WRITING DOWN THE BONES
By Natalie Goldberg
This is the book that started it all. Goldberg is full of energy and excitement. Go get a notebook! Sit down! Breathe! Write! But she doesn’t leave you hanging. Every chapter is about an aspect of writing. Say you want more help with wordiness; she has a chapter for that. Maybe you have writer’s block; there’s a chapter for that. You can either read straight through, or focus on different aspects of your writing.
THE RIGHT TO WRITE
By Julia Cameron
Julia Cameron’s first book THE ARTIST’S WAY introduces the idea of morning pages. That you roll out of bed and walk over to your desk and write for thirty minutes to an hour. In this book , every chapter introduces a myth that we have been taught about writing and ways to give away those myths and keep writing. Then she gives an invitation to write. These prompts are really fun and insightful. I really enjoyed them.
THE WRITER’S IDEA BOOK
By Jack Heffron
If you want practical advice and prompts for what to write about, this is your book. Building off the ideas that you will see in Cameron and Goldberg, Heffron gives you pages and pages of writing prompts that range from the tender to the hysterical (you wake up and find a clown in your room, what do you do?)
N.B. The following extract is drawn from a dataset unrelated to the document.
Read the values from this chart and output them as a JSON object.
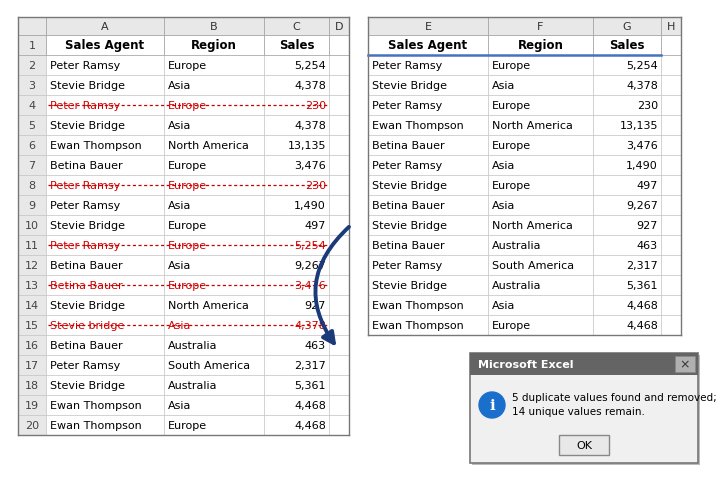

BIRD BY BIRD: SOME INSTRUCTIONS ON WRITING AND LIFE
By Anne Lamott
Lamott weaves stories of her childhood throughout solid, step by step writing advice. She is inspiring in her advice to get the first draft out in your notebook and then build from there. She also encourages you to keep your heart and your eyes open because writing is everywhere and anywhere and always within us.
ON WRITING: A MEMOIR OF THE CRAFT
By Stephen King
Don’t be scared. This book is amazing. For those who love King’s stories, he does talk about how he wrote his books; for those who are a leery, he focuses on the tools of the craft more than the scary details of his demented tales. King’s biggest piece of advice is to read. Read, read, read. “If you don’t have the time to read, you don’t the time or the tools to write.”